Keywords: strategic classification, contextual bandits, multi-class classification, online learning
TL;DR: We formalize and study the problem of strategy-aware contextual bandits.
Abstract: Algorithmic tools are often used to make decisions about people in high-stakes domains. In the presence of such automated decision making, there is incentive for strategic agents to modify their input to the algorithm in order to receive a more desirable outcome. While previous work on strategic classification attempts to capture this phenomenon, these models fail to take into account the multiple actions a decision maker usually has at their disposal, and the fact that they often have access only to bandit feedback. Indeed, in standard strategic classification, the decision maker's action is to either assign a positive or a negative prediction to the agent, and they are assumed to have access to the agent's true label after the fact. In contrast, we study a setting where the decision maker has access to multiple actions but only can see the outcome of the action they assign.
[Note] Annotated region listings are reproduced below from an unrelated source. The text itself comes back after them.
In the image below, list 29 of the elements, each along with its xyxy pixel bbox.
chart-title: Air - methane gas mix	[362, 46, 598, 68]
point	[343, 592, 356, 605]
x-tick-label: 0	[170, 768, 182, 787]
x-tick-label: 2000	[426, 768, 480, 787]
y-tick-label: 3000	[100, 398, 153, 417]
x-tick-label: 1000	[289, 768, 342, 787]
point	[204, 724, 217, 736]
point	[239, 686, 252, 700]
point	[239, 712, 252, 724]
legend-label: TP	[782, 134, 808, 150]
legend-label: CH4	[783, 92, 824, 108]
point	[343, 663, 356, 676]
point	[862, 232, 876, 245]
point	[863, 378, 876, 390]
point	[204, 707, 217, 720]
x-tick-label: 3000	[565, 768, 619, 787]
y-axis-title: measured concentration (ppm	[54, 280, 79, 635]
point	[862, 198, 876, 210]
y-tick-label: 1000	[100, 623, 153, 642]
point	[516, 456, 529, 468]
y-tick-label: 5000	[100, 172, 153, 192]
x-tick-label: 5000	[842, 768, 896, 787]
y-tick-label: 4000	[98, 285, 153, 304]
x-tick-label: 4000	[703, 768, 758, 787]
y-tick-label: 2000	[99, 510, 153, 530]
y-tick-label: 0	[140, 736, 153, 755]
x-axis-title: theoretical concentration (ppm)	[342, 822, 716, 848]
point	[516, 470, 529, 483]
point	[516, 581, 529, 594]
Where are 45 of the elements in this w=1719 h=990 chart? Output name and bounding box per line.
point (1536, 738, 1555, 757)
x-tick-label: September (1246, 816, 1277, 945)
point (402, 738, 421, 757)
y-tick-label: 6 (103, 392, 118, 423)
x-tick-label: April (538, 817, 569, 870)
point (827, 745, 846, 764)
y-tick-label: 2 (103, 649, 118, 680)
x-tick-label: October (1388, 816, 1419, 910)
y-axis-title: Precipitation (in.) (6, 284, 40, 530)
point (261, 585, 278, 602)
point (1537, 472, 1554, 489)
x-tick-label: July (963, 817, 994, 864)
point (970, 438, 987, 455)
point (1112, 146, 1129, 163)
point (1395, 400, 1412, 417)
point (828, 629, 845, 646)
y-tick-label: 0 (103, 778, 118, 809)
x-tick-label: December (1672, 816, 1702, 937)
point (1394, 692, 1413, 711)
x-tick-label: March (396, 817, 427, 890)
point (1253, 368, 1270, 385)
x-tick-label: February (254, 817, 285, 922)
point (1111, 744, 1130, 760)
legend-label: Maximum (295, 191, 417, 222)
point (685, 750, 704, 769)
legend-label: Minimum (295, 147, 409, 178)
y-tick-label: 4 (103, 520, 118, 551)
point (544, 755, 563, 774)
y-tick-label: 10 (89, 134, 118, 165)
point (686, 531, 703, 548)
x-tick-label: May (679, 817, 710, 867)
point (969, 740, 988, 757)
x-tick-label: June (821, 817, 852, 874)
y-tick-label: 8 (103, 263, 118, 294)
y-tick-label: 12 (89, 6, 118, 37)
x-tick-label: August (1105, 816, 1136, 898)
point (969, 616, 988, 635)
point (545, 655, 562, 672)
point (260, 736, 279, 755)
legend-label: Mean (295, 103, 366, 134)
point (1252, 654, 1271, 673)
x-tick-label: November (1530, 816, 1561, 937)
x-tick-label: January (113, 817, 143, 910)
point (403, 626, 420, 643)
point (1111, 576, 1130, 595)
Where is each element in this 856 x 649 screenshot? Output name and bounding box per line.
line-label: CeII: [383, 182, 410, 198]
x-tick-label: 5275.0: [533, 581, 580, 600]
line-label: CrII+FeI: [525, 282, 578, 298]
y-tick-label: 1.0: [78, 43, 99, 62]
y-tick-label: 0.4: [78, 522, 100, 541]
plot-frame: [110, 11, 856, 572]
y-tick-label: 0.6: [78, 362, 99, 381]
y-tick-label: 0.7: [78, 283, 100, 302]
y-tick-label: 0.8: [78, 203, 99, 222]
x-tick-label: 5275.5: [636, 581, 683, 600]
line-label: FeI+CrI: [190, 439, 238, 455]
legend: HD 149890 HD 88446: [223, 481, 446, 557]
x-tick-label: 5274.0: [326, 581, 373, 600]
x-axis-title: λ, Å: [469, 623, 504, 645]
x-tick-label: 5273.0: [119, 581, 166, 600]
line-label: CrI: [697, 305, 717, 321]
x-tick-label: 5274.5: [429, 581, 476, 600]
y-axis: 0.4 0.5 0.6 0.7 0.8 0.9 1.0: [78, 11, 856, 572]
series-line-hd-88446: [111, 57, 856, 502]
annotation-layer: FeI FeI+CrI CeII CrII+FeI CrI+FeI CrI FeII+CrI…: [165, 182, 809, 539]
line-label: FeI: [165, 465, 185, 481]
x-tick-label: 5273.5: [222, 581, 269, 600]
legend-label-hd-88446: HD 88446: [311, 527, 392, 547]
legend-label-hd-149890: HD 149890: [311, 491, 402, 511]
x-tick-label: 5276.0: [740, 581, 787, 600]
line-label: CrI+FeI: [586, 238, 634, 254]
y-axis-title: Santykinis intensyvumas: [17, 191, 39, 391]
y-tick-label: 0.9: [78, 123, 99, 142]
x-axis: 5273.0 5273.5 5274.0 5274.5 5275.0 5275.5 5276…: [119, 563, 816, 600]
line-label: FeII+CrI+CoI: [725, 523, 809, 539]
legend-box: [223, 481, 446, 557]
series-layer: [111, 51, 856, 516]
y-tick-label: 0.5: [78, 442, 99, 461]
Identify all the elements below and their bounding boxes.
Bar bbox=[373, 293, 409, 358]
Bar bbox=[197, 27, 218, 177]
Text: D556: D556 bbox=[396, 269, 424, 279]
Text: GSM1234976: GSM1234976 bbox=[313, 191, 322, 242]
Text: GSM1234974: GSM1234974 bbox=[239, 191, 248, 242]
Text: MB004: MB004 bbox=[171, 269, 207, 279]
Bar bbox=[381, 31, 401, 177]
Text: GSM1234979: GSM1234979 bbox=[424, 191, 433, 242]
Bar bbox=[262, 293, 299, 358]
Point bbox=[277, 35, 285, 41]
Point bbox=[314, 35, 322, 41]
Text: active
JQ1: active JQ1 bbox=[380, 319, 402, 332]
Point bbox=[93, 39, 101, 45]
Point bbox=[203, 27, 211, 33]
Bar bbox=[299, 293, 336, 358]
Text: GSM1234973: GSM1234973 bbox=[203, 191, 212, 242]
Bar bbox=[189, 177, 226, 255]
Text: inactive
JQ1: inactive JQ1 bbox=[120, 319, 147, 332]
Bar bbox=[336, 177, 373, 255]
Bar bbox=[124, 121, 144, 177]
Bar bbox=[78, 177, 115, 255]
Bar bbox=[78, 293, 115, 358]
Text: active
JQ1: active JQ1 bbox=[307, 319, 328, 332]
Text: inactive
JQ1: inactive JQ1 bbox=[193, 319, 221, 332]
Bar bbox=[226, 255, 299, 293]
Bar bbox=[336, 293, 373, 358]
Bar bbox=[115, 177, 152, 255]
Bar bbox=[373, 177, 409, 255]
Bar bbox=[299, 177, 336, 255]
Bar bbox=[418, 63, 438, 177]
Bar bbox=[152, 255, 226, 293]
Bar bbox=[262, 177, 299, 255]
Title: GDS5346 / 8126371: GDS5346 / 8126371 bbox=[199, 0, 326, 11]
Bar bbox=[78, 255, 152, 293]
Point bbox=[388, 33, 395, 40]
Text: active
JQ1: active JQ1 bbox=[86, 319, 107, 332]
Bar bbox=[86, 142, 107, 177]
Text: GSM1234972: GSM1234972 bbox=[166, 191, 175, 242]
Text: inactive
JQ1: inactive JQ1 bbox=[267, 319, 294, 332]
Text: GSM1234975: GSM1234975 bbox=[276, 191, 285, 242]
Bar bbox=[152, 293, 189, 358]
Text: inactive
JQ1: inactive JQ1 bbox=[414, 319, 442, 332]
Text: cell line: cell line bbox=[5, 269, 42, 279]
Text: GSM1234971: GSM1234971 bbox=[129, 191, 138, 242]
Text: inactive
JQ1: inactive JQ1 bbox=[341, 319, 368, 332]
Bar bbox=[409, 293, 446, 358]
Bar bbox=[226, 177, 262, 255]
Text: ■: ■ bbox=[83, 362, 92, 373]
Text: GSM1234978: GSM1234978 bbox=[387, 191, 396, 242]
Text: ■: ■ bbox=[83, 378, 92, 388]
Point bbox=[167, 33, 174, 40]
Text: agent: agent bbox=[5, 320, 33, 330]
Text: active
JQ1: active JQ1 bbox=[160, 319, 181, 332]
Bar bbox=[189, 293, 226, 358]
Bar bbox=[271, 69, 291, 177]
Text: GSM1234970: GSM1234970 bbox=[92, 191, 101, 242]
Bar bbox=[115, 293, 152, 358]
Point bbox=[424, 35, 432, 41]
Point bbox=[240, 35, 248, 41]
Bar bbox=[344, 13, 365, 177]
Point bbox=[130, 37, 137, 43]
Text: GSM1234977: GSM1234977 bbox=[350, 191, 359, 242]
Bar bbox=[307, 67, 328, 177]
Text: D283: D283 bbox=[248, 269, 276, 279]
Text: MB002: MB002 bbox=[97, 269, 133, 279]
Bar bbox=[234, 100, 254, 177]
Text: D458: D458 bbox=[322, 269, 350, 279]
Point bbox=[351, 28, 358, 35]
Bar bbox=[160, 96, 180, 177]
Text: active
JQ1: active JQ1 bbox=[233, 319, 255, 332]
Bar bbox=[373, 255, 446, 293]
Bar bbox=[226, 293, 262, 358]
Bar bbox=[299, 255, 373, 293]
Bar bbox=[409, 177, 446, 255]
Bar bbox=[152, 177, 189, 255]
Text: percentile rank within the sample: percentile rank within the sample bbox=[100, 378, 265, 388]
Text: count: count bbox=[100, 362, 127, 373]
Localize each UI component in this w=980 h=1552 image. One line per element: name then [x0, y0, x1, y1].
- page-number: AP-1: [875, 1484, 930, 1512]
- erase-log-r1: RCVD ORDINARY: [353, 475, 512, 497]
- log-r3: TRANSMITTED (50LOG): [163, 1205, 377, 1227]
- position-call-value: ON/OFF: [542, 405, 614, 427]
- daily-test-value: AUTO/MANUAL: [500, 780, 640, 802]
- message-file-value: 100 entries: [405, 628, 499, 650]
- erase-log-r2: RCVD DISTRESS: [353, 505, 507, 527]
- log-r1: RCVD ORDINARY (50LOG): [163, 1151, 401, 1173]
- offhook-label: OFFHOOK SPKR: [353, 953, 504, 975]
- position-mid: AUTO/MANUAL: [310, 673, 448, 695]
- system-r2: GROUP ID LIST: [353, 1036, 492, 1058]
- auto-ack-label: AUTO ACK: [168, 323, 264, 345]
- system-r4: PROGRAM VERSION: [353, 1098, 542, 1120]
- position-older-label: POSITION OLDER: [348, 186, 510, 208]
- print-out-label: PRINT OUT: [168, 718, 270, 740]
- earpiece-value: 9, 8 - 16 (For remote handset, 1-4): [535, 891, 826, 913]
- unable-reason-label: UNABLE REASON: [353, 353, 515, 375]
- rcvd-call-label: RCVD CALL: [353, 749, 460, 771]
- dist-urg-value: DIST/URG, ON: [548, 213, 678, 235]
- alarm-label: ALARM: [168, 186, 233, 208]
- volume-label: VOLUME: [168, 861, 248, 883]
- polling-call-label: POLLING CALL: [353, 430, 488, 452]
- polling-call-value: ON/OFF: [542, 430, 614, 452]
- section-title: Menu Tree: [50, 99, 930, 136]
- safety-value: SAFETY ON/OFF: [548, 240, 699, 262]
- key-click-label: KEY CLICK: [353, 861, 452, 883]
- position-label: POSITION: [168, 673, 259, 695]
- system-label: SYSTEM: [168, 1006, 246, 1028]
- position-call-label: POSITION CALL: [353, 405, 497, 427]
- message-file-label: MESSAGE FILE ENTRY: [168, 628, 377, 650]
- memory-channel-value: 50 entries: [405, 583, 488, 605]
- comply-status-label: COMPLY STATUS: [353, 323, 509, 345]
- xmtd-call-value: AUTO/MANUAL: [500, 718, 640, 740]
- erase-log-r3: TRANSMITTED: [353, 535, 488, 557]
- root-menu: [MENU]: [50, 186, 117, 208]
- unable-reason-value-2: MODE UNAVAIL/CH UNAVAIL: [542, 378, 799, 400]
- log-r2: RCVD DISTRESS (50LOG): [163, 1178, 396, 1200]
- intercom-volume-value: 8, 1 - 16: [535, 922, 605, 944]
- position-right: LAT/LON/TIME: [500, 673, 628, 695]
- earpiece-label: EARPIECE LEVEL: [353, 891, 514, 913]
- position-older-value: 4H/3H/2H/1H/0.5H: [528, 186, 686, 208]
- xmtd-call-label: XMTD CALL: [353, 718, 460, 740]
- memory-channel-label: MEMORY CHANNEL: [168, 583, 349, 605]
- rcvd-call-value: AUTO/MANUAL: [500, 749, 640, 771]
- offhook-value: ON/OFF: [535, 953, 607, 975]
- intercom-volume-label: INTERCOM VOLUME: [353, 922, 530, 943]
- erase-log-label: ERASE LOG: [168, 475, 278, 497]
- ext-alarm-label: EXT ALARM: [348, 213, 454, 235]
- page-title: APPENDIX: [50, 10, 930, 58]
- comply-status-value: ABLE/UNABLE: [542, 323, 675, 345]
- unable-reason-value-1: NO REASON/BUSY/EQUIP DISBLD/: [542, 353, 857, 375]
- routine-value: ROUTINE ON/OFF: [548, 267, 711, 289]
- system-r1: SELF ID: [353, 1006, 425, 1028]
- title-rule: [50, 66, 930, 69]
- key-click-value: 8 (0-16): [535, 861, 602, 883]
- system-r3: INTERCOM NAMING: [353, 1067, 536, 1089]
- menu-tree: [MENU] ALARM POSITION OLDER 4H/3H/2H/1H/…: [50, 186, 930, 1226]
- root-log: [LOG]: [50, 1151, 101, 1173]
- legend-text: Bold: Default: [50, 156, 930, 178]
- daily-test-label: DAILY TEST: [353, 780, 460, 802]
We formalize this setting as a contextual bandit problem, in which a decision maker must take actions based on a sequence of strategically modified contexts. We provide an algorithm with no regret compared to the best fixed policy in hindsight if the agents' were truthful when revealing their contexts (i.e., no-strategic-regret) for the two action setting, and prove that sublinear strategic regret is generally not possible for settings in which the number of actions is greater than two. Along the way, we obtain impossibility results for multi-class strategic classification which may be of independent interest.